Day 11 – The Businesses of Lesser Priests

Today, some hard facts again (mixed with a good amount of storytelling and lore): the businesses of lesser priests! These guys are called “onshi”. That’s a pronounciation of 御師 special to the Ise-area. My dictionary translates them as “low-ranking priests”, and they are recurring characters in almost every lecture here. Part of the whole shinto thing with all those rituals is that you have incredibly many ranks and levels, like in Karate or something, and you can actually level-up your whole life. Or stay an onshi and do lots of business. I have a weird fascination for these guys, partly because of that translation, partly because they had some really shady businesses going on, and mainly (probably as a combination of both) because it is nice to image what they would like in a cool historical (phantasy?) comic/manga/anime (check out google image-search again! No contemporary artworks to be found)!

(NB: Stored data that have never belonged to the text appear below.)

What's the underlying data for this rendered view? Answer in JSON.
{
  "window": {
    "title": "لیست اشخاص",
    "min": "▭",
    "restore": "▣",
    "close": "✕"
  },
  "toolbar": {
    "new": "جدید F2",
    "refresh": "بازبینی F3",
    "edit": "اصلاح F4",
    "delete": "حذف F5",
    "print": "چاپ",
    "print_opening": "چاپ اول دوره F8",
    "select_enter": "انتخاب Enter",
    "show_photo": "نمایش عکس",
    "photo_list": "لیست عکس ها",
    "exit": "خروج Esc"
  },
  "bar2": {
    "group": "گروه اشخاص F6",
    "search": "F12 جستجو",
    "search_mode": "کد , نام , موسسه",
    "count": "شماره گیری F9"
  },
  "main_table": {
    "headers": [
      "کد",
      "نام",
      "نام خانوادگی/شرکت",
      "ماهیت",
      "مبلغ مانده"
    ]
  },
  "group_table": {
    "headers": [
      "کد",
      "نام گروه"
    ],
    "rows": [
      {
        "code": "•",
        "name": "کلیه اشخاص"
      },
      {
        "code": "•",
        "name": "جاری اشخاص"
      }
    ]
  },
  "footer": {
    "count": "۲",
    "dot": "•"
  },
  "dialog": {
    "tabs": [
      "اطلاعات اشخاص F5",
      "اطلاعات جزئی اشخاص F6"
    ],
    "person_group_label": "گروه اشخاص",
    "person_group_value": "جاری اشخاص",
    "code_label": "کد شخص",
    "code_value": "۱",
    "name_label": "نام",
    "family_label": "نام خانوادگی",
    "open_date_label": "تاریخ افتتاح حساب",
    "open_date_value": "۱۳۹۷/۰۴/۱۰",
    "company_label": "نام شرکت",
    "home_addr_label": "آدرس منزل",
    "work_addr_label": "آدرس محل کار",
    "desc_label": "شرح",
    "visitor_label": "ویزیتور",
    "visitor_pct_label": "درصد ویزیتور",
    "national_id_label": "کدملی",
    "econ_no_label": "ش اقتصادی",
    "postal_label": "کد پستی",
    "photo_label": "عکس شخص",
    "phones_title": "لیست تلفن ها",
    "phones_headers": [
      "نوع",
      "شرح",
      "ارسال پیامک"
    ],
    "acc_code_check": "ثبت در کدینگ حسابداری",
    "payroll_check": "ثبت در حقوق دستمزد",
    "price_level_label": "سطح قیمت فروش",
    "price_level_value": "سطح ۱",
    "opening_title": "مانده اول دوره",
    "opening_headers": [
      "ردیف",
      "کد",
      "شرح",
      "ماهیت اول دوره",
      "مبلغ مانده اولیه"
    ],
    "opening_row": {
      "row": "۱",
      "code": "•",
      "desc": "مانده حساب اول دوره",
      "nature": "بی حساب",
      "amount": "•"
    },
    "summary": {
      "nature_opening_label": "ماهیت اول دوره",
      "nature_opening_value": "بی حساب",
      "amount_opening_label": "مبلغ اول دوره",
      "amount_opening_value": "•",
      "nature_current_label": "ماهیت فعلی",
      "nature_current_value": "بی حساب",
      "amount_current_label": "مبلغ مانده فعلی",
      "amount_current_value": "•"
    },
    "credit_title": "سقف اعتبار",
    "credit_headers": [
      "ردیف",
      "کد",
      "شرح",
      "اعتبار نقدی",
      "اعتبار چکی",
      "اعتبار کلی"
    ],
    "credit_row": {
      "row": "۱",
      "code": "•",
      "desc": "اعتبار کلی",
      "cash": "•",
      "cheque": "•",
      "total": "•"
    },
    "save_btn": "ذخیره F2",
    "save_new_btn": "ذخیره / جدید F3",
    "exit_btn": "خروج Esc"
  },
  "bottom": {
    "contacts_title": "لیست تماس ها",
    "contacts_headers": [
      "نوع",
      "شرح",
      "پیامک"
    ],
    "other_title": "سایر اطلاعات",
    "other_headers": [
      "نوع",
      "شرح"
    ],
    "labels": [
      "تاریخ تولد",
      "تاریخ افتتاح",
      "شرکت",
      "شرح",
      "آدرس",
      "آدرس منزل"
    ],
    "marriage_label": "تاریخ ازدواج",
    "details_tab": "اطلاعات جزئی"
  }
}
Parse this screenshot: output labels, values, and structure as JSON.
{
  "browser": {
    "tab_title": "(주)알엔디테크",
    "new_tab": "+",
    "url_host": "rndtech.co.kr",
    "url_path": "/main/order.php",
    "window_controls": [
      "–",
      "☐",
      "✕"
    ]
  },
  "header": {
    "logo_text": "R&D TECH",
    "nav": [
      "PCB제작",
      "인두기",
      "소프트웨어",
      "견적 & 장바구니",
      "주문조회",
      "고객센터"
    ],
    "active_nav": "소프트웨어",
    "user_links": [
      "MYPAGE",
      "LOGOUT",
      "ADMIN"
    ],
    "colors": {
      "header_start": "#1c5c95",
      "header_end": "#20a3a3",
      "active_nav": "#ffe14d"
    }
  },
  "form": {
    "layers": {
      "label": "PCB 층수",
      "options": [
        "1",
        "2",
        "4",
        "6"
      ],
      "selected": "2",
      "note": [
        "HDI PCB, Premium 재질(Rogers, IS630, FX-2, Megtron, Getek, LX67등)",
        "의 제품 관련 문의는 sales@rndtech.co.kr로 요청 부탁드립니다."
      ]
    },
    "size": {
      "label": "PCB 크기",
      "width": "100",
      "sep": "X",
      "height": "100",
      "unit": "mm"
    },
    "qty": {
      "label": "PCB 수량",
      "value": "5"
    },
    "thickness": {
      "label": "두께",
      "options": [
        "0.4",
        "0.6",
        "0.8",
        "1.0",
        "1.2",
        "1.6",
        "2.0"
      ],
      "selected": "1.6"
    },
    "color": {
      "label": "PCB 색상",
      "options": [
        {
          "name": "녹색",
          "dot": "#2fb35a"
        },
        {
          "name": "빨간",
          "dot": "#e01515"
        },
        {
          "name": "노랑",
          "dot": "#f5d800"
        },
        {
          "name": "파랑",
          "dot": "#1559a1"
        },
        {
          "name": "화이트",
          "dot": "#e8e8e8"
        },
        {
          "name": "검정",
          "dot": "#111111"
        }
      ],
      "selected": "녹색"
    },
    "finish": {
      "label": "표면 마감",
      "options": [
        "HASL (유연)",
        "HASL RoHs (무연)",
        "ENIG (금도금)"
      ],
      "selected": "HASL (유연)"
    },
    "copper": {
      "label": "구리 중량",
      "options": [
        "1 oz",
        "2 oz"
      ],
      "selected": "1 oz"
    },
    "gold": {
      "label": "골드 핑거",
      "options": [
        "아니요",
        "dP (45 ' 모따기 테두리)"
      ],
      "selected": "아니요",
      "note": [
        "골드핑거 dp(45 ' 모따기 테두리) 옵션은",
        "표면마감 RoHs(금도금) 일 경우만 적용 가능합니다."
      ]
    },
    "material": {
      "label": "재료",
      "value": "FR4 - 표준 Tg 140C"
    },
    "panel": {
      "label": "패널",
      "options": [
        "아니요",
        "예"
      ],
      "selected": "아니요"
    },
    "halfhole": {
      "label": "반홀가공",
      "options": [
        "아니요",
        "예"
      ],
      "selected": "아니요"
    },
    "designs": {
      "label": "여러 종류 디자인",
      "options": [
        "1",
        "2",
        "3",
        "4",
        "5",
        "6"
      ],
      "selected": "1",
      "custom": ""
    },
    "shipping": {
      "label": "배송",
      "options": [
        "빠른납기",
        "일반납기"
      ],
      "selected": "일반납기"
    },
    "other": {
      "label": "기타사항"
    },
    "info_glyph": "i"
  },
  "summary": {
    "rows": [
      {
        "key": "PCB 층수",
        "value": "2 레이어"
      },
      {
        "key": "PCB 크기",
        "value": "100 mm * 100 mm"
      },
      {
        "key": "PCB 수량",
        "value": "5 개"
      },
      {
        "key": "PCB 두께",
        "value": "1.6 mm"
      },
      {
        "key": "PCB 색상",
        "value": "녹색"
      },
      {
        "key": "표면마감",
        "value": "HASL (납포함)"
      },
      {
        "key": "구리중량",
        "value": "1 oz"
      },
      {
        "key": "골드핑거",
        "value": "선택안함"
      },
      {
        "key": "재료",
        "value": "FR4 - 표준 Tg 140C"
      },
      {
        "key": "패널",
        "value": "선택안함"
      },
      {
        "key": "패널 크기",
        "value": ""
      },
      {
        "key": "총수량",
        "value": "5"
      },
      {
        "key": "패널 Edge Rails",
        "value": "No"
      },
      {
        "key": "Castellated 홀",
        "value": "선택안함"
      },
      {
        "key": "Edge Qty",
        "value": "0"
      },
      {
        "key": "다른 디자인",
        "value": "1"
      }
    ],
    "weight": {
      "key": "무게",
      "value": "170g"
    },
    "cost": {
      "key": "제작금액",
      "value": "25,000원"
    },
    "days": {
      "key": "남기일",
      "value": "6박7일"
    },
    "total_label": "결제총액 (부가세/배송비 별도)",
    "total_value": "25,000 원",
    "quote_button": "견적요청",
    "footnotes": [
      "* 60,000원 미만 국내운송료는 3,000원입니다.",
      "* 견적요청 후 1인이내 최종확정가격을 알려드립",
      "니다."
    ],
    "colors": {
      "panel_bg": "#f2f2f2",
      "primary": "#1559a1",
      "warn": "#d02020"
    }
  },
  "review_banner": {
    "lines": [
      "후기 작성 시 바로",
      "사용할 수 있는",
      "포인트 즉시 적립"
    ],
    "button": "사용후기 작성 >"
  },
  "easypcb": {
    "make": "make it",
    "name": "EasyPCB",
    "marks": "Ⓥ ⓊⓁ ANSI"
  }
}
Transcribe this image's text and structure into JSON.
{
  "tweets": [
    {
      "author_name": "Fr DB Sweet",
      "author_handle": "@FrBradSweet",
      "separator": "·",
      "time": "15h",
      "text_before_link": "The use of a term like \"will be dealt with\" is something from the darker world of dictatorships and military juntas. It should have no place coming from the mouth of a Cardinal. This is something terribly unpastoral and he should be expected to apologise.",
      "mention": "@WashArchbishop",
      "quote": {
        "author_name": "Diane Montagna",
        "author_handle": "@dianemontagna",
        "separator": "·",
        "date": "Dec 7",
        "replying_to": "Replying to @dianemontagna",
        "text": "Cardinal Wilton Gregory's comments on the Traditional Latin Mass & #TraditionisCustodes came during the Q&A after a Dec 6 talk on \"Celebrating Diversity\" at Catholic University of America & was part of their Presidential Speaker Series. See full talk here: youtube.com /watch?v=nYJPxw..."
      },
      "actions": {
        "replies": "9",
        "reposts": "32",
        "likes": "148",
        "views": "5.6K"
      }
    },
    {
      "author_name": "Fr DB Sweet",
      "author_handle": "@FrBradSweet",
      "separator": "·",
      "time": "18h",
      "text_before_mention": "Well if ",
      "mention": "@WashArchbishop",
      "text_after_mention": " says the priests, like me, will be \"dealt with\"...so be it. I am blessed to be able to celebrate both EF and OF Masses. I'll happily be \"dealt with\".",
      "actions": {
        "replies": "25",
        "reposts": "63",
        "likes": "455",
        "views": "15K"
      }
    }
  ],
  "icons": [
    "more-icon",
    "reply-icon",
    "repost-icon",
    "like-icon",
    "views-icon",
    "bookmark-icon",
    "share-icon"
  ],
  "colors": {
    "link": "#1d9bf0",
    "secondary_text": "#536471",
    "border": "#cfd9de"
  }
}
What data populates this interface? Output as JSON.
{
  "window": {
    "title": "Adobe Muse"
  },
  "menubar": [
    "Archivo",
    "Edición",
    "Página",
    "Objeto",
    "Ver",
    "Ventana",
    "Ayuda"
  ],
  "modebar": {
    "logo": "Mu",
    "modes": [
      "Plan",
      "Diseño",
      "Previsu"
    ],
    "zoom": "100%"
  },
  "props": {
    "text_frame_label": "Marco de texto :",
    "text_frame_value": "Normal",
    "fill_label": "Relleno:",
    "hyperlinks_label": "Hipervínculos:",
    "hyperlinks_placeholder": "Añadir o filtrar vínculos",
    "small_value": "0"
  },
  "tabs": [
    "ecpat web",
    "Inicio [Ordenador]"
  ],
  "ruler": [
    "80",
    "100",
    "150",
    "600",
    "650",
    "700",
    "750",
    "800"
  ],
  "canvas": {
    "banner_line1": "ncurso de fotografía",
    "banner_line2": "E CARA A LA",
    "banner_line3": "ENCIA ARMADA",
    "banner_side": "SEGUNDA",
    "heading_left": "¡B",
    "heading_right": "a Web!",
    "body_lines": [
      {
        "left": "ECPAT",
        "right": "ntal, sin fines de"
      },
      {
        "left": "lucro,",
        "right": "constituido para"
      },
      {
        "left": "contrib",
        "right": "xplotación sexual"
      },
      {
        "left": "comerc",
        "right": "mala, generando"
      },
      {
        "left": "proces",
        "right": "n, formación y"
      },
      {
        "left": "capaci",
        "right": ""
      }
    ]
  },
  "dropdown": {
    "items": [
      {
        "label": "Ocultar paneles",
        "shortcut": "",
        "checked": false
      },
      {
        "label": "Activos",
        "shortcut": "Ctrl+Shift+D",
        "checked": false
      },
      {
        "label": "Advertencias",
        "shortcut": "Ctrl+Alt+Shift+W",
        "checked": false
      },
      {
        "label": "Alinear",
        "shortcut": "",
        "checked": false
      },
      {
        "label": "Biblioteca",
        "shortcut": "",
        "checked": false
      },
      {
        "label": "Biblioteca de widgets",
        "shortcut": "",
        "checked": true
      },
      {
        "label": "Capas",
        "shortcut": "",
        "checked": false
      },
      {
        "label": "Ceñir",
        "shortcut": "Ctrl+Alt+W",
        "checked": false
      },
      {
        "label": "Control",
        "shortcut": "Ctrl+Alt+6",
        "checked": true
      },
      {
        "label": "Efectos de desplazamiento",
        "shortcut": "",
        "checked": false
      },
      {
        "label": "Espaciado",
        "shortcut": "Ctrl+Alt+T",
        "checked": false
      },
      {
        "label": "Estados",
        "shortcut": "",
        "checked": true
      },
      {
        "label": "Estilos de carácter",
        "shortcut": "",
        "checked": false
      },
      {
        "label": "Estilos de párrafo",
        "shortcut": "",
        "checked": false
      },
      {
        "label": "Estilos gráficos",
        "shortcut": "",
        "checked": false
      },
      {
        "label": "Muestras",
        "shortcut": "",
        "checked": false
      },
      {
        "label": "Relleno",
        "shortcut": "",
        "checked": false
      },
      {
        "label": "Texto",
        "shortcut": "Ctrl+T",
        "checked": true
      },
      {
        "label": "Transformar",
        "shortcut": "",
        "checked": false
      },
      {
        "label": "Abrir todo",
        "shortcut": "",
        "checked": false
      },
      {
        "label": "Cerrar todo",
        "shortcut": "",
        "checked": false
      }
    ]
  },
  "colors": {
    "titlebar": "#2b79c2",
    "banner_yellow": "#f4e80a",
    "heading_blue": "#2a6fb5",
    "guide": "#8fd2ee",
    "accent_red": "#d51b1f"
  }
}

The general idea is that, since normal people were not allowed to enter the Ise Jingu, Naikû und Gekû, for hundreds of years, this class of lesser shinto priests served as innkeepers, tour guides and administration officers in the self-governed Yamada area since the early Heian period. They had a lot of shady deals going on: priests from all over the country were doing their pilgrimages to Ise, so they had to rely on onshi to find a place to stay once they were here. High-ranking government officials and feudal lords from other areas who wished to worship the deities had to rely on onshi to convey their prayers in their stead. They also began to visit regular people to sell talisman and other stuff in the Edo period. But in 1872 the fun was over: during the Meiji restauration and the increasing state control over Shinto, the middlemen were cut and all kind of onshi business became illegal. About 750 onshi at the time became unemployed. Many artefacts and documents related to them were lost.

This is certainly fascinating because it would make for a phantastic setting for a role playing game or something. But the onshi were also of high cultural importance, since they established libraries and schools and invited scholars to visit. Also, they more or less invented paper money. In the Edo period, there were two different money systems in Japan, in the west they were paying with silver, in the east with gold, and Ise was right at the center. The onshi thus started to produce paper money, called Yamada Hagaki, as early as 1610, only China did that before (England started only 50 years later). Over ten stamps were used on top of each other to make forgery harder, and they changed their design completely every 7. This went on for over 250 years, until that, too, had to stop in 1872. So, yeah, a phantastic setting for storytelling in various media! Anyway, today we have been to the house of Maruoka Sodayu, a former mid-level onshi, whose residence (from the Meiji-period) is the only remaining onshi-house that survived to the present day.